PAUVRE PETIT BONHOMME
Je suis en train de prendre un de mes rares bains de l’année que je me suis sans doute accordé pour célébrer en douceur aqueuse une journée au jardin, chichement concédée par un fugace retrait de la pluie et des vents. Je suis dans la nonchalance de l’attente, Vladimir travaille à Quimper et moi, je suis à la maison, une manière de négatif photographique de la vie habituelle. Le téléphone sonne, je bondis hors de l’eau, traverse et inonde le plancher de la mezzanine pour rejoindre la chambre. Je peux difficilement me résoudre à laisser un téléphone sonner.
C’est un appel au secours. On me demande de venir sans trop s’embarrasser des circonvolutions d’usage de la politesse. A cela j’en reconnais le caractère pressant. Je trouverai plus tard un message sur le portable, puis un message via Internet. C’était la troisième tentative. « Je suis perdu, » me dit-on.
La voix au bout du fil, tente de justifier sa requête, d’une étrange manière : « Un jour tu m’avais dit que comme tu es homo, certains hétéros font appel à toi, pour ce genre de choses. » J’ai souri intérieurement, malgré le ton dramatique de mon interlocuteur. Et j’ai tourné l’argument dans ma tête. J’ai finalement compris que c’était là un effet de cette pudeur toute masculine dont il me sembla être ce soir plus que jamais l’incarnation. Ma prétendue aptitude à lui prêter mon oreille était une raison sans doute plus facile à invoquer que le désir de parler à un ami.
Je parcours alors une trentaine de kilomètres pour trouver le complice d’une relation d’ordinaire joviale et légère, épuisé de trois nuits sans sommeils et de deux jours sans pouvoir avaler un morceau. La face sombre dévoilée sans ambages. Une face sombre que nous avons et cachons tous mais qui me semble atteindre là une extension insoupçonnée.

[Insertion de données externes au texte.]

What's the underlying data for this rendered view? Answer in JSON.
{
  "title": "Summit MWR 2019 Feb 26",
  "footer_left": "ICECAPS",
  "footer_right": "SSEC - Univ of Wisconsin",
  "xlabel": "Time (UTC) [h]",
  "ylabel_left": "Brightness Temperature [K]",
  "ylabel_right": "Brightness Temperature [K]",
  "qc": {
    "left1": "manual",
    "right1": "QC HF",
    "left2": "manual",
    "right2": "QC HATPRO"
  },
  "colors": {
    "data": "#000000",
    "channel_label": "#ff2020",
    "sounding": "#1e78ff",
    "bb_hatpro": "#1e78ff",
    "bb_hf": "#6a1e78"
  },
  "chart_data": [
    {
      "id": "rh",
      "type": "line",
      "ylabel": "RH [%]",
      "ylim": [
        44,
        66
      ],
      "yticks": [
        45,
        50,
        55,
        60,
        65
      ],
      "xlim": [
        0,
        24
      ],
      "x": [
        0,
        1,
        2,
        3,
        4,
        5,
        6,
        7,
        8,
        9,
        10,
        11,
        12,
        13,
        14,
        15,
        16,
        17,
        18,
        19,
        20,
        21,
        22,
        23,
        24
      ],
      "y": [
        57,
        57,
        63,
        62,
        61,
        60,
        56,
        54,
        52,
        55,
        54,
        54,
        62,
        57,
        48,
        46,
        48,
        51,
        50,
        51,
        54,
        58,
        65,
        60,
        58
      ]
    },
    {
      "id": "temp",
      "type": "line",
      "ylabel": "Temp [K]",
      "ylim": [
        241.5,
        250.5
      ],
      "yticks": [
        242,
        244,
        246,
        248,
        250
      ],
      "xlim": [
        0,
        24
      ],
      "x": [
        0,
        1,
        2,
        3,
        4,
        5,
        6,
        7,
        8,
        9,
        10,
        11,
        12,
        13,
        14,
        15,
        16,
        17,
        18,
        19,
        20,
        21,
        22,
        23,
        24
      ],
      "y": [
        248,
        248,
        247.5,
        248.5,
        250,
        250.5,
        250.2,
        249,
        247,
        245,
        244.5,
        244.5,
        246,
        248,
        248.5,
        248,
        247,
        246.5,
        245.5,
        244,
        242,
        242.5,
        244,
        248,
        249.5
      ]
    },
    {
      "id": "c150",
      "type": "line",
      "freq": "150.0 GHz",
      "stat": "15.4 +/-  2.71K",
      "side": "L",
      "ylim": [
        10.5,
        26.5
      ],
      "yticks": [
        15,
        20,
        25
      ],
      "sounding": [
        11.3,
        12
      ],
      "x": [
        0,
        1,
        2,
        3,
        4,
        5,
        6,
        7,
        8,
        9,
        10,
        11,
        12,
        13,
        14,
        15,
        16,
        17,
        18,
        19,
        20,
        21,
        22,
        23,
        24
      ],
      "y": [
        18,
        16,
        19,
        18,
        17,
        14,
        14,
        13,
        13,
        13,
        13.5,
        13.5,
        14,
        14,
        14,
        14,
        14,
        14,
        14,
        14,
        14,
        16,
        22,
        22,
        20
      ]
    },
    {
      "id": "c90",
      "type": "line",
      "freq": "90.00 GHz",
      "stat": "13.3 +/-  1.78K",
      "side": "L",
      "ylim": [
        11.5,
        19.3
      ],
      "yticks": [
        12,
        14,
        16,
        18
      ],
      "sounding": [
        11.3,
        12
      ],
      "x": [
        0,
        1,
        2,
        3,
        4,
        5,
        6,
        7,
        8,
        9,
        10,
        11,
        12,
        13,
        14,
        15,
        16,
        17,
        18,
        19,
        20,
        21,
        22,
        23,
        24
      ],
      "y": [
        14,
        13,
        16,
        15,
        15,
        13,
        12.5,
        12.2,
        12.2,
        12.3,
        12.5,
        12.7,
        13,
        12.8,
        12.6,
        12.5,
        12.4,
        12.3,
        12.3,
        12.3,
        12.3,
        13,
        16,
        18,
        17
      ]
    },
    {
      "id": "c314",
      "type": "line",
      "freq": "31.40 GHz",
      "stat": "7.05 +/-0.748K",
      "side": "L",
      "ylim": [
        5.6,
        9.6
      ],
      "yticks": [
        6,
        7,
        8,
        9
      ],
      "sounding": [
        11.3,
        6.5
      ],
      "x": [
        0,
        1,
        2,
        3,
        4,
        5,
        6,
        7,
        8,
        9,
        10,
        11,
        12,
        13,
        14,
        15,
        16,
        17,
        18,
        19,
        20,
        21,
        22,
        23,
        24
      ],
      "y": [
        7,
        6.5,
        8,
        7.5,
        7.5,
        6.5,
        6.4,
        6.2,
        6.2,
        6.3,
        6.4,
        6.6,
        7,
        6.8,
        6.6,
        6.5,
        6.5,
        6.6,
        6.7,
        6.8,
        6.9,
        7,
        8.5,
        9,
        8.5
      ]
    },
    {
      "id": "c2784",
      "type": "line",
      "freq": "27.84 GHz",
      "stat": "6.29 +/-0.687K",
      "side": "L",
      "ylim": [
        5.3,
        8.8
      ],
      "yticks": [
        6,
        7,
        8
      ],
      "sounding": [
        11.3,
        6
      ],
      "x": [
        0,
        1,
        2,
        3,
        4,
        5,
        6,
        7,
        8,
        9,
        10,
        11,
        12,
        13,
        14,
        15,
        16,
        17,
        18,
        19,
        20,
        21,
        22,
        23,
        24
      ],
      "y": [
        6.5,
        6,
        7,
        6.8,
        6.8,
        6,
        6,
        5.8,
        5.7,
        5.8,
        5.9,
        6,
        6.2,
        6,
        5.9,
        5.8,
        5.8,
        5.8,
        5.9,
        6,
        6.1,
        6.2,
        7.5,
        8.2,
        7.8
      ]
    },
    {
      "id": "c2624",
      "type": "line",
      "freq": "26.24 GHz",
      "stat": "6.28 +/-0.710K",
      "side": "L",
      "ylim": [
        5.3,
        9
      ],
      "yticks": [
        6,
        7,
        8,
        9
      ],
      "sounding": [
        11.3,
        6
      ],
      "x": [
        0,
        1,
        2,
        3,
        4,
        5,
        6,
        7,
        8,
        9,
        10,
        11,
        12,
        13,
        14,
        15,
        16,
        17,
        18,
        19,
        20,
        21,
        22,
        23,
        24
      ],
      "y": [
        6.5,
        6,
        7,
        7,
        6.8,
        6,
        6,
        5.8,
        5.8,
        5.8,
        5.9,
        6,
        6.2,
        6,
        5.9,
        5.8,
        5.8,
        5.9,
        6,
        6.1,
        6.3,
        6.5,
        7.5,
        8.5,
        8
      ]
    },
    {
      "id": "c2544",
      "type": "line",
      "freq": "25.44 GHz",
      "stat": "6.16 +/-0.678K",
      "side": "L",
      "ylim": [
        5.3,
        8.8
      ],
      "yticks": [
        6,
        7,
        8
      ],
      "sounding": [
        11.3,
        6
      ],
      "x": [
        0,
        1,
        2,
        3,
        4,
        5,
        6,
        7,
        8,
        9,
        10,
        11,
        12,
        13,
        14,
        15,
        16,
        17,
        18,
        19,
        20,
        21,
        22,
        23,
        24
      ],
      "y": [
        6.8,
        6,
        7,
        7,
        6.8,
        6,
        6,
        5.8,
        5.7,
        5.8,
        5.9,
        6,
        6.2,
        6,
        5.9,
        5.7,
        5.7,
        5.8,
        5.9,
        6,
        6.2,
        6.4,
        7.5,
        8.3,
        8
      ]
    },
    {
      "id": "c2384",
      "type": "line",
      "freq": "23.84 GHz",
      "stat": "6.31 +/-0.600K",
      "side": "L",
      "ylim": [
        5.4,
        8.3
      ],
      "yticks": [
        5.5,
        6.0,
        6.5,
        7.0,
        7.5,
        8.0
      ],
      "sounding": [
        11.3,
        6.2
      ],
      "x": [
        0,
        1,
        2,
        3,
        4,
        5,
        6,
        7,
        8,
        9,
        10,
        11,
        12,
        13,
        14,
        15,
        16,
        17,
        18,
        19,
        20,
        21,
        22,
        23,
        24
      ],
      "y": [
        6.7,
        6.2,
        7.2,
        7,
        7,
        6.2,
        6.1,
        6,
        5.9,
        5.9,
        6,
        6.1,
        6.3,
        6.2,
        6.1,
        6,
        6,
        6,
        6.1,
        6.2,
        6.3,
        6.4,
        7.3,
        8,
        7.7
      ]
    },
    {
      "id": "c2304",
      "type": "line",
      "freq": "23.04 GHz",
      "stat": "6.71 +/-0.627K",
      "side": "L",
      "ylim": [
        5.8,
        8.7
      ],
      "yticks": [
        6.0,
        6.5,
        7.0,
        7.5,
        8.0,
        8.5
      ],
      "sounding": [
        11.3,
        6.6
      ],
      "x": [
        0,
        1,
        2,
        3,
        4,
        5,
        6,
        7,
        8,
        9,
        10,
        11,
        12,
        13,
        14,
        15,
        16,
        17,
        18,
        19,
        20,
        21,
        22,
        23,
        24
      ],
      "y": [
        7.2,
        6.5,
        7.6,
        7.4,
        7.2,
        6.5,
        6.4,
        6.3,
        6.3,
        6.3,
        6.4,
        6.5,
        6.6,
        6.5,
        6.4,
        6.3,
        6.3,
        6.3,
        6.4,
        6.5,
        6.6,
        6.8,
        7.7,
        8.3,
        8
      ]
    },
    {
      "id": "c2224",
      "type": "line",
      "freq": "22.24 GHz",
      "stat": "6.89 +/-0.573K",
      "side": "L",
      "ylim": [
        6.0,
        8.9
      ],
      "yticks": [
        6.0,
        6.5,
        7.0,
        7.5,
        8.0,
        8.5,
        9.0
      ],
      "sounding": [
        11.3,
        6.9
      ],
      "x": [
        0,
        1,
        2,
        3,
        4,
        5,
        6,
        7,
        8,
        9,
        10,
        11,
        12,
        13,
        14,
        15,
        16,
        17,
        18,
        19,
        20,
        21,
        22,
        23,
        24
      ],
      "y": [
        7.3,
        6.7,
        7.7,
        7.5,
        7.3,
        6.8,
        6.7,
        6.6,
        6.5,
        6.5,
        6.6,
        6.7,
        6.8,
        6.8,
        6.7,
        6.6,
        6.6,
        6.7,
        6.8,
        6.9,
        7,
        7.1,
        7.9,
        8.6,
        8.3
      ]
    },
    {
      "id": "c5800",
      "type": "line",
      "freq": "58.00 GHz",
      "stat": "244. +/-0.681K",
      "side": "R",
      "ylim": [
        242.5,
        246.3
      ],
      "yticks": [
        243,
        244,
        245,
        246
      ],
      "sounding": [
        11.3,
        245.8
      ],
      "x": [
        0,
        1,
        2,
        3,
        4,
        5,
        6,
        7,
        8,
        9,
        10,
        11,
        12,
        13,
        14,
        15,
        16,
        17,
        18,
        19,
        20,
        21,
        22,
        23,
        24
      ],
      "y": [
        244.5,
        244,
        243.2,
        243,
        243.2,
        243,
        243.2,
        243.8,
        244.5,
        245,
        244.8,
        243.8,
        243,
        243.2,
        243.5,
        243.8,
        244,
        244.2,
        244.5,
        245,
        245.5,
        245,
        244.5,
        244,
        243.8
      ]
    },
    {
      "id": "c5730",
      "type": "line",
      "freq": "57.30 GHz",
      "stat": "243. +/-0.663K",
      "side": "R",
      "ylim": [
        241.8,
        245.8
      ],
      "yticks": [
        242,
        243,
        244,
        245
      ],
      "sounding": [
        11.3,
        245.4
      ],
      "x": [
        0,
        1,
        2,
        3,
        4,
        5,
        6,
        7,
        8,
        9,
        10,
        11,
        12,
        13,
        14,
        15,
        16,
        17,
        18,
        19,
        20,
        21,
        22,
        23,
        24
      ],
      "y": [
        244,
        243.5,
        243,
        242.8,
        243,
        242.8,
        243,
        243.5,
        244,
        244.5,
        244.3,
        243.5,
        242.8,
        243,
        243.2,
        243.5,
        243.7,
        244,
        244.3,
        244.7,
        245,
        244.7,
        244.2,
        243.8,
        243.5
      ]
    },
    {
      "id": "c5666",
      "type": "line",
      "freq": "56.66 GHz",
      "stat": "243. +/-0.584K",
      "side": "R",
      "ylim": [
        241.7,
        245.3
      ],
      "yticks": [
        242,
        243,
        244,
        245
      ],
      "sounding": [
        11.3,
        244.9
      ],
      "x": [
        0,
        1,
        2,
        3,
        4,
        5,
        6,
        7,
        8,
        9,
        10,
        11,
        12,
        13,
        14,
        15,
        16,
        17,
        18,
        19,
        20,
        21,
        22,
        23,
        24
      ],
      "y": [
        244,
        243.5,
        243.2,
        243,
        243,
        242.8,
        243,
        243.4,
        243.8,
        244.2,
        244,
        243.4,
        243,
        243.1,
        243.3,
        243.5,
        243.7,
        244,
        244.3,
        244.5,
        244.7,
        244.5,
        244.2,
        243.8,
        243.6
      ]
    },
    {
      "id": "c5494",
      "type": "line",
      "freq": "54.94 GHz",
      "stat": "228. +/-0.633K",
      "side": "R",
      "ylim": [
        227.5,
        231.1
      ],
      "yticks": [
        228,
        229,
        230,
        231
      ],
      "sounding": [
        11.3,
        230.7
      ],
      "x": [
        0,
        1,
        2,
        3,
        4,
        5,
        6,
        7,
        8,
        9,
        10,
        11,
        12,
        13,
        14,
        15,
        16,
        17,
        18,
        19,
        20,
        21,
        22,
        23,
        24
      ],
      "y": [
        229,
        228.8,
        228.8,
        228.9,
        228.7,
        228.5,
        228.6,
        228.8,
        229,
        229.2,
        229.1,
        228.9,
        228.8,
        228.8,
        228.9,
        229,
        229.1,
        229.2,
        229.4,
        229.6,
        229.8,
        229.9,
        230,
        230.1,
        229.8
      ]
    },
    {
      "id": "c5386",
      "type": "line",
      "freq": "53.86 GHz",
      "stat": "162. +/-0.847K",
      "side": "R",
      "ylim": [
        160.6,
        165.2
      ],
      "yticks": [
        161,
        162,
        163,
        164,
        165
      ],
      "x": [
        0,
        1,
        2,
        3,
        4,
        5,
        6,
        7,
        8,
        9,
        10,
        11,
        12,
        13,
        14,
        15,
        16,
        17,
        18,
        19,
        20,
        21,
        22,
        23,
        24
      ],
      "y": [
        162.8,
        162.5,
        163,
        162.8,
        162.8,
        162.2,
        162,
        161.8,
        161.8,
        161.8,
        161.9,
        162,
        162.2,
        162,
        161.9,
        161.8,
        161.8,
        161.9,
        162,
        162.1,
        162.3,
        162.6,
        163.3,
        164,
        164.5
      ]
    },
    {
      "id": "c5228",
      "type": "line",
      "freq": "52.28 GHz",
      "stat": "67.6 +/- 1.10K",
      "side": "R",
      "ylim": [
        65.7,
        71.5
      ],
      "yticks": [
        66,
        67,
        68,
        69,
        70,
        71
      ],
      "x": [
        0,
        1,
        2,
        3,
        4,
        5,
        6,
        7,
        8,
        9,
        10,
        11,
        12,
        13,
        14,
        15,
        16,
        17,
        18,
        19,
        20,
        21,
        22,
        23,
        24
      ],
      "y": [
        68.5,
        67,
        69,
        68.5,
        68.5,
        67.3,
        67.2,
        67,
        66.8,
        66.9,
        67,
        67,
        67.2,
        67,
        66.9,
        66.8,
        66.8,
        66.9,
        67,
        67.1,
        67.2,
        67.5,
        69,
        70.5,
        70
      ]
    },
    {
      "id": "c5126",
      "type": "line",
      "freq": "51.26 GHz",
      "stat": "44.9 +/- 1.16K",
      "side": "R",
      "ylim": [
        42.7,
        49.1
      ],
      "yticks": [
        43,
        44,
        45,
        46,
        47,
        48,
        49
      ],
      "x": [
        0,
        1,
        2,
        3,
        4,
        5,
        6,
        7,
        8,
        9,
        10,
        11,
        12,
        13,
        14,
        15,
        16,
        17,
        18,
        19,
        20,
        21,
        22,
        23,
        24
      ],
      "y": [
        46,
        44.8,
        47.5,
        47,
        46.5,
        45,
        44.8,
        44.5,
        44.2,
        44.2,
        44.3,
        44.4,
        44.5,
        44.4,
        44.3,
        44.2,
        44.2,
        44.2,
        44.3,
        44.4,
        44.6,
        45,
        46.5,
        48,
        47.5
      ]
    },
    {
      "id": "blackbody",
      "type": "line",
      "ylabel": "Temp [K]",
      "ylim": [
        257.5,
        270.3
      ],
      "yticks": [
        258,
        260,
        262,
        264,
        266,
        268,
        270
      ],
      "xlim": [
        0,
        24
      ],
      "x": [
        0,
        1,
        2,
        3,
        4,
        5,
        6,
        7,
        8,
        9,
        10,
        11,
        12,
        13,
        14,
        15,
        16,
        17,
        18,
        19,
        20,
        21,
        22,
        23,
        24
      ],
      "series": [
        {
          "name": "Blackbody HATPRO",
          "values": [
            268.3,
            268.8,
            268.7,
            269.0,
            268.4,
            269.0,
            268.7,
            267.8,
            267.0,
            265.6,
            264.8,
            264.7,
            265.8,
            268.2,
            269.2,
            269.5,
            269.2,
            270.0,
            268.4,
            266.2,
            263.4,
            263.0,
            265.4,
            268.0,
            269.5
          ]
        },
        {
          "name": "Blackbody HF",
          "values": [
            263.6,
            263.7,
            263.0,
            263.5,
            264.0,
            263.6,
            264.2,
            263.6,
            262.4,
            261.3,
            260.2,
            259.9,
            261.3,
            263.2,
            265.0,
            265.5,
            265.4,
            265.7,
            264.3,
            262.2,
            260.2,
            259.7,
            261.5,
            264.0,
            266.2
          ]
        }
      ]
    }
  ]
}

En arguant de mon homosexualité au fond, il avait en quelque sorte mis la clef en tête de portée, il m’avait imposé une posture dont je ne parviens pas vraiment à me défaire. J’entends bien qu’il n’aurait pas parlé ainsi à une femme. Pas plus à un mec. Le statut qu’il me donne lui permet de lever la carapace. De se montrer fragile. Pauvres petits bonhommes encore malades aujourd’hui de modèles imposés.
Je lui rappelle les phrases de bravades que le l’ai souvent entendu proférer. Du vent, confie-t-il, avant de se lancer dans une phrase que beaucoup de personnes aimeraient entendre de ceux qui les aiment. Dommage que ce soit moi en soit témoin.
Les hommes en détresse ressemblent tant à des petits garçons qui promettent de mieux faire comme un écolier à sa maîtresse.
Il me dit cent choses mais je devine aisément qu’une seule d’entre elles le met en cet état.
Moi, dont le corps, autrefois, a eu si mal des paroles impossibles, je n’ai qu’un évangile et je ne peux que le brandir de nouveau : parle !
« Pose la question qui te mine. »
« Je ne veux pas paraître inquisiteur. »
« Je ne vois pas un inquisiteur, mais quelqu’un qui souffre. Pose la question parce que la réponse t’importe au plus haut point, c’est une bonne raison, non ? »
Le soir même, je reçois un courriel. Il a posé la question et la réponse fut celle qu’il espérait entendre.
Le lendemain, la porte de mon bureau s’ouvre furtivement et c’est la tête de celle qu’on questionna qui apparait, et me lance « merci » avant de disparaitre aussitôt.